Does anybody live in or know anything about this development? 

They're advertising on Better Homes 2 bed apartments to rent for 95,000 AED per year, which seems pretty good - location close to shops and restaurants (walking distance to Marina Walk), pool, close to Metro etc. 

I'm looking for a 2 bed near to Media City, where I'll be working from early next year, any tips from people also looking/currently in that area would be appreciated.


----------



## Maz25 (Jul 6, 2008)

It depends on what you are looking for in an apartment. My advice is to go and have a look at it. I viewed an apartment in there when I was looking to move and hated the place! Horrible! Better Homes would not even show me any apartments in there cause the agent said it was just nasty and he was right! This is one tower where the balcony is bigger than the bedroom and there was a horrible pillar in the middle of the room. Not my cup of tea!


----------



## Glasceb (Jul 15, 2008)

better homes = b'**** homes - need i say more


----------



## Daperfict1 (Nov 1, 2009)

I just looked at 2 apts there at the Dreams tower. Both were 2 bdrm, and I wasn't impressed. The living/dining room area was hard to imagine having enough room to have a sofa AND a small table. The rooms weren't too bad in size but it was the bathrooms and kitchen that put me off. The kitchen was extremely small and the so were the bathrooms, barely being able to have more than one person in it at a time. (I have a 3 year old daughter and would be giving baths) No way here, unfortunately.


----------



## UKJ (Nov 12, 2009)

Glasceb said:


> better homes = b'**** homes - need i say more


I've been looking at their website following a recommendation from another post on this forum, but if you say they're no good, who would you recommend?


----------



## Glasceb (Jul 15, 2008)

I used a agent called exclusive, british owned, they factor the properties too sorting out the maintenance etc. Haven't had any problems with them and would recommend


----------



## mgb (Sep 6, 2008)

Glasceb said:


> I used a agent called exclusive, british owned, they factor the properties too sorting out the maintenance etc. Haven't had any problems with them and would recommend


Hi
I have tried to find a contact for these agents, clicked through on a link I found elsewhere on this site, but it led to a "page not found". Can you give me contact details for them please? ( PM me if you don't want to put their phone number on this site, or if it's not allowed).
Thanks
M


----------



## marc (Mar 10, 2008)

This girl is very good in the marina;

[email protected]


----------



## Amtobi (Aug 9, 2009)

Maz25 said:


> It depends on what you are looking for in an apartment. My advice is to go and have a look at it. I viewed an apartment in there when I was looking to move and hated the place! Horrible! Better Homes would not even show me any apartments in there cause the agent said it was just nasty and he was right! This is one tower where the balcony is bigger than the bedroom and there was a horrible pillar in the middle of the room. Not my cup of tea!

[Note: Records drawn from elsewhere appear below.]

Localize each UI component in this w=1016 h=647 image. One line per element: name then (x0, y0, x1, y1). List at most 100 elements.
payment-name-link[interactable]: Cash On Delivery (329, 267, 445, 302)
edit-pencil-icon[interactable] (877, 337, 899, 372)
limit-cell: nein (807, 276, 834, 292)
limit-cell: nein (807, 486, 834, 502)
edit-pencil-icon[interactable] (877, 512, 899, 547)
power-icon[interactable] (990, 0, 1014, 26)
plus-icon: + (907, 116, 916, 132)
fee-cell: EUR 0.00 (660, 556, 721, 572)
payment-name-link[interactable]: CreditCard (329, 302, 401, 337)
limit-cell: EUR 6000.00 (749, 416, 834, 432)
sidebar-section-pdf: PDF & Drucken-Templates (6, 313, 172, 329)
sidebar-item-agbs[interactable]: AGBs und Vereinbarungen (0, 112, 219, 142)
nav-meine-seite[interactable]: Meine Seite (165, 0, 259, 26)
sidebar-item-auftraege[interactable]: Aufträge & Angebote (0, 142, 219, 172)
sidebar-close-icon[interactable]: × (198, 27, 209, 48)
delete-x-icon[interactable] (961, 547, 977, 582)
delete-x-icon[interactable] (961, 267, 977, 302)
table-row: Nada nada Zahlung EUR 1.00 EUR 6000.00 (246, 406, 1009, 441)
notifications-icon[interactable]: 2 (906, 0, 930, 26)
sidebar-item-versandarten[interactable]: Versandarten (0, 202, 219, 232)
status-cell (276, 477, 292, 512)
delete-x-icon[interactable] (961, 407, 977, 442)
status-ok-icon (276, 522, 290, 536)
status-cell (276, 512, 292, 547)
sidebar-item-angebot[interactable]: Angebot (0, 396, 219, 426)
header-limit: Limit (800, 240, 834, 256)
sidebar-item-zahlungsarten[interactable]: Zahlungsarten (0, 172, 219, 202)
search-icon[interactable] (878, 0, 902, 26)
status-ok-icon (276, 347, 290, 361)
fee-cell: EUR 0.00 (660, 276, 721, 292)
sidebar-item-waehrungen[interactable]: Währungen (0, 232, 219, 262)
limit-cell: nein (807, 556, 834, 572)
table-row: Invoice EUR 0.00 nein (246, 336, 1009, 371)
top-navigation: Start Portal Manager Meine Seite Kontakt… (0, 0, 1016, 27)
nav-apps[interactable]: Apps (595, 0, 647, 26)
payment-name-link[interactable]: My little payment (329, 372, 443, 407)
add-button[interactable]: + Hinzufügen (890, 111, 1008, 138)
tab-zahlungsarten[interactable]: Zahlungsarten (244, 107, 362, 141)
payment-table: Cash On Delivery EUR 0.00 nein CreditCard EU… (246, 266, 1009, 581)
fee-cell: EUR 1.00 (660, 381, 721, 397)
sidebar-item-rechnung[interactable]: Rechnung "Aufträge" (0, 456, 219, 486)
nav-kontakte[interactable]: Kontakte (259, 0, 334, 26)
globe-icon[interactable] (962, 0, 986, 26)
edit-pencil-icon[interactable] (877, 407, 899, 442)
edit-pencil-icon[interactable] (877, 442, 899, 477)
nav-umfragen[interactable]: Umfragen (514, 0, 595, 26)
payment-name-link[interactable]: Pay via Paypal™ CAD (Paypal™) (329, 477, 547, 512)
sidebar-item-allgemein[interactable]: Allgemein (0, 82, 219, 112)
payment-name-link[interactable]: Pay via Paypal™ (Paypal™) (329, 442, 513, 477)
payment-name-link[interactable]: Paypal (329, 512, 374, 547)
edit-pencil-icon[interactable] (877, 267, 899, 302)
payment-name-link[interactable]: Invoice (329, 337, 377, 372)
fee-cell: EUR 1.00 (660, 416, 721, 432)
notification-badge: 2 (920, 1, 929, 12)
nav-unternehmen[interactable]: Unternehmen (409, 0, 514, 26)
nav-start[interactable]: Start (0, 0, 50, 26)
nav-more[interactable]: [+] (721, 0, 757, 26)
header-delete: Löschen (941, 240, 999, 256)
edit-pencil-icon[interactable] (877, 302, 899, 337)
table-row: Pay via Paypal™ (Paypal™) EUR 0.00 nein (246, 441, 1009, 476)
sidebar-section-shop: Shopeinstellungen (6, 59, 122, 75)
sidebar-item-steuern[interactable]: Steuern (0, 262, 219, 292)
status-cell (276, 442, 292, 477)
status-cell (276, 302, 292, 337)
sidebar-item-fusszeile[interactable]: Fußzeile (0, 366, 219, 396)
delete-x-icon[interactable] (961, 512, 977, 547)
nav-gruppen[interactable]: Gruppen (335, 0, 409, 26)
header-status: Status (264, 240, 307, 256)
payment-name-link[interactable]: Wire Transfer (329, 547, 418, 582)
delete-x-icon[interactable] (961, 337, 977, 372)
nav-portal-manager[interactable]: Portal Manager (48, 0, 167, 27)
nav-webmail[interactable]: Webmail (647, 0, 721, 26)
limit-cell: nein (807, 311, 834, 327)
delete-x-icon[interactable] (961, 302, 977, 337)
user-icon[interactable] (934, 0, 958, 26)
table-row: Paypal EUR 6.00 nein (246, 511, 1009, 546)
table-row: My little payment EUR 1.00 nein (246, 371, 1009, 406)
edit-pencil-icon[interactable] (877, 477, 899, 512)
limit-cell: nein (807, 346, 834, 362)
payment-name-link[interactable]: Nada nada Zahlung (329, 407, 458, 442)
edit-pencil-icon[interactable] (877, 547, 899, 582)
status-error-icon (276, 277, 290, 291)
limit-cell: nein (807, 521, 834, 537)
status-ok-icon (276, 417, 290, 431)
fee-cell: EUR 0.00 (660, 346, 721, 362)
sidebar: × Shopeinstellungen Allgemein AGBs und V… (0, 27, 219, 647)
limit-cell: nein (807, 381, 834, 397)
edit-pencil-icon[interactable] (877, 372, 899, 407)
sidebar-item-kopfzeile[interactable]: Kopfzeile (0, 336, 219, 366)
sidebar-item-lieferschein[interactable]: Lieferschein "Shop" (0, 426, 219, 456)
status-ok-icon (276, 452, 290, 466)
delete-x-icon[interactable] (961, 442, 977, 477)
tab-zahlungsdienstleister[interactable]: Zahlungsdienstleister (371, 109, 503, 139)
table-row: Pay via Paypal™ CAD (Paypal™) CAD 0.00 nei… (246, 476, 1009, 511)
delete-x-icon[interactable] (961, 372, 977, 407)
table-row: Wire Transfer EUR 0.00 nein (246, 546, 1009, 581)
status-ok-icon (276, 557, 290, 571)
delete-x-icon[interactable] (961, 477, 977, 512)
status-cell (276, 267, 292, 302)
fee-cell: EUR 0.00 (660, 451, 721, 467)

I think we may have got the same agent! lol, I was looking in JLT, and he was right, appartment was tiny! He found me the perfect place in Media City (an area I had not considered), and at a good price! I'm so exited to move!


----------



## Amtobi (Aug 9, 2009)

UKJ said:


> I've been looking at their website following a recommendation from another post on this forum, but if you say they're no good, who would you recommend?

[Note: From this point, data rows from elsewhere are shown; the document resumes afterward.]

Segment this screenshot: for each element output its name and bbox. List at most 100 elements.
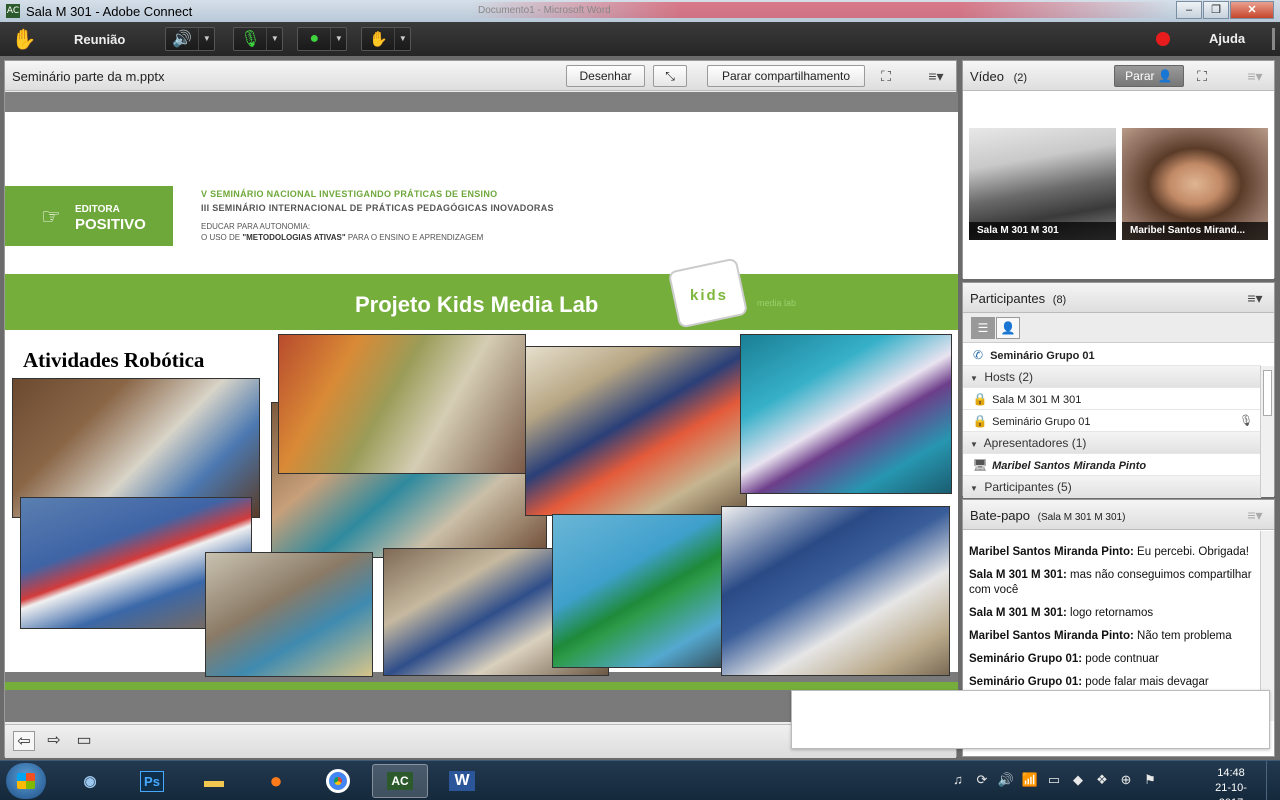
chat-sender: Maribel Santos Miranda Pinto: [969,630,1134,642]
chat-text: Não tem problema [1133,630,1232,642]
video-tile-label: Sala M 301 M 301 [969,222,1116,240]
taskbar-app-adobe-connect[interactable]: AC [372,764,428,798]
slide-header-2: III SEMINÁRIO INTERNACIONAL DE PRÁTICAS … [201,203,554,213]
start-button[interactable] [6,763,46,799]
network-icon[interactable]: ⊕ [1114,772,1138,788]
microphone-active-icon: 🎙 [1239,415,1253,427]
firefox-icon: ● [269,768,283,793]
speaker-icon[interactable]: 🔊 [166,29,198,49]
detail-view-icon[interactable]: 👤 [996,317,1020,339]
list-item[interactable]: 🔒 Sala M 301 M 301 [963,388,1261,410]
group-header-hosts[interactable]: ▼ Hosts (2) [963,366,1261,388]
blurred-title-text: Documento1 - Microsoft Word [478,5,611,16]
previous-slide-icon[interactable]: ⇦ [13,731,35,751]
pod-options-menu-icon[interactable]: ≡▾ [1242,65,1268,87]
chat-text: pode falar mais devagar [1082,676,1209,688]
chat-sender: Seminário Grupo 01: [969,676,1083,688]
video-tile-presenter[interactable]: Maribel Santos Mirand... [1122,128,1268,240]
show-desktop-button[interactable] [1266,761,1280,800]
webcam-control[interactable]: ● ▼ [297,27,348,51]
pod-options-menu-icon[interactable]: ≡▾ [1242,504,1268,526]
list-item[interactable]: 🔒 Seminário Grupo 01 🎙 [963,410,1261,432]
pod-options-menu-icon[interactable]: ≡▾ [923,65,949,87]
raise-hand-status-icon[interactable]: ✋ [362,30,394,48]
chevron-down-icon[interactable]: ▼ [266,28,282,50]
pointer-tool-button[interactable]: ⤡ [653,65,687,87]
signal-icon[interactable]: 📶 [1018,772,1042,788]
sync-icon[interactable]: ⟳ [970,772,994,788]
group-label: Apresentadores (1) [983,436,1087,450]
draw-button[interactable]: Desenhar [566,65,645,87]
activity-title: Atividades Robótica [23,348,205,372]
caret-down-icon[interactable]: ▼ [967,368,981,390]
project-title: Projeto Kids Media Lab [355,292,599,317]
taskbar-app-chrome[interactable] [310,764,366,798]
chevron-down-icon[interactable]: ▼ [198,28,214,50]
video-pod: Vídeo (2) Parar 👤 ⛶ ≡▾ Sala M 301 M 301 … [962,60,1275,279]
recording-indicator-icon[interactable] [1156,32,1170,46]
chat-message: Maribel Santos Miranda Pinto: Eu percebi… [969,545,1259,560]
minimize-button[interactable]: – [1176,1,1202,19]
help-menu[interactable]: Ajuda [1209,31,1245,46]
video-tile-room[interactable]: Sala M 301 M 301 [969,128,1116,240]
taskbar-app-photoshop[interactable]: Ps [124,764,180,798]
list-item[interactable]: 🖥 Maribel Santos Miranda Pinto [963,454,1261,476]
chat-message: Sala M 301 M 301: mas não conseguimos co… [969,568,1259,598]
windows-taskbar: ◉ Ps ▬ ● AC W ♫ ⟳ 🔊 📶 ▭ ◆ ❖ ⊕ ⚑ 14:48 21… [0,760,1280,800]
scrollbar-thumb[interactable] [1263,370,1272,416]
fullscreen-icon[interactable]: ⛶ [1191,65,1213,87]
group-header-presenters[interactable]: ▼ Apresentadores (1) [963,432,1261,454]
chat-pod-header: Bate-papo (Sala M 301 M 301) ≡▾ [963,500,1274,530]
participants-title-text: Participantes [970,291,1046,306]
taskbar-app-explorer[interactable]: ▬ [186,764,242,798]
presentation-slide: ☞ EDITORA POSITIVO V SEMINÁRIO NACIONAL … [5,112,958,690]
fullscreen-icon[interactable]: ⛶ [875,65,897,87]
status-control[interactable]: ✋ ▼ [361,27,412,51]
flag-alert-icon[interactable]: ⚑ [1138,772,1162,788]
participant-name: Maribel Santos Miranda Pinto [992,460,1147,472]
chat-subtitle: (Sala M 301 M 301) [1037,512,1126,523]
participant-name: Seminário Grupo 01 [992,416,1091,428]
participants-pod-header: Participantes (8) ≡▾ [963,283,1274,313]
next-slide-icon[interactable]: ⇨ [43,731,65,751]
microphone-control[interactable]: 🎙 ▼ [233,27,284,51]
dropbox-icon[interactable]: ❖ [1090,772,1114,788]
stop-video-button[interactable]: Parar 👤 [1114,65,1184,87]
chevron-down-icon[interactable]: ▼ [394,28,410,50]
shield-icon[interactable]: ◆ [1066,772,1090,788]
participant-name: Sala M 301 M 301 [992,394,1082,406]
adobe-connect-icon: AC [6,4,20,18]
stop-sharing-button[interactable]: Parar compartilhamento [707,65,865,87]
taskbar-app-word[interactable]: W [434,764,490,798]
word-icon: W [449,771,475,791]
taskbar-app-firefox[interactable]: ● [248,764,304,798]
sidebar-toggle-icon[interactable]: ▭ [73,731,95,751]
chat-message: Sala M 301 M 301: logo retornamos [969,606,1259,621]
chat-message-input[interactable] [791,690,1270,749]
participant-name: Seminário Grupo 01 [990,350,1095,362]
microphone-icon[interactable]: 🎙 [234,29,266,49]
volume-icon[interactable]: 🔊 [994,772,1018,788]
toolbar-divider [1272,28,1275,50]
group-header-participants[interactable]: ▼ Participantes (5) [963,476,1261,498]
pod-options-menu-icon[interactable]: ≡▾ [1242,287,1268,309]
participants-scrollbar[interactable] [1260,366,1274,497]
close-button[interactable]: ✕ [1230,1,1274,19]
chevron-down-icon[interactable]: ▼ [330,28,346,50]
list-item[interactable]: ✆ Seminário Grupo 01 [963,344,1261,366]
maximize-button[interactable]: ❐ [1203,1,1229,19]
system-clock[interactable]: 14:48 21-10-2017 [1208,766,1254,800]
display-icon[interactable]: ▭ [1042,772,1066,788]
list-view-icon[interactable]: ☰ [971,317,995,339]
chat-message: Seminário Grupo 01: pode contnuar [969,652,1259,667]
taskbar-app-browser[interactable]: ◉ [62,764,118,798]
meeting-menu[interactable]: Reunião [74,32,125,47]
caret-down-icon[interactable]: ▼ [967,478,981,500]
hand-raise-icon[interactable]: ✋ [6,24,42,54]
webcam-icon[interactable]: ● [298,30,330,48]
media-icon[interactable]: ♫ [946,772,970,788]
caret-down-icon[interactable]: ▼ [967,434,981,456]
chat-sender: Sala M 301 M 301: [969,569,1067,581]
video-pod-header: Vídeo (2) Parar 👤 ⛶ ≡▾ [963,61,1274,91]
speaker-control[interactable]: 🔊 ▼ [165,27,216,51]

 There is best homes and better homes, two VERY different companies! A lot of people get them mixed up because the names are so close. I am currently working with better homes and I am very happy with them. It may also depend on the agent you get.


----------



## ummbutti (Dec 8, 2010)

Does anybody live in or know anything about this development?


----------



## marc (Mar 10, 2008)

Comic Sans makes everything better.


----------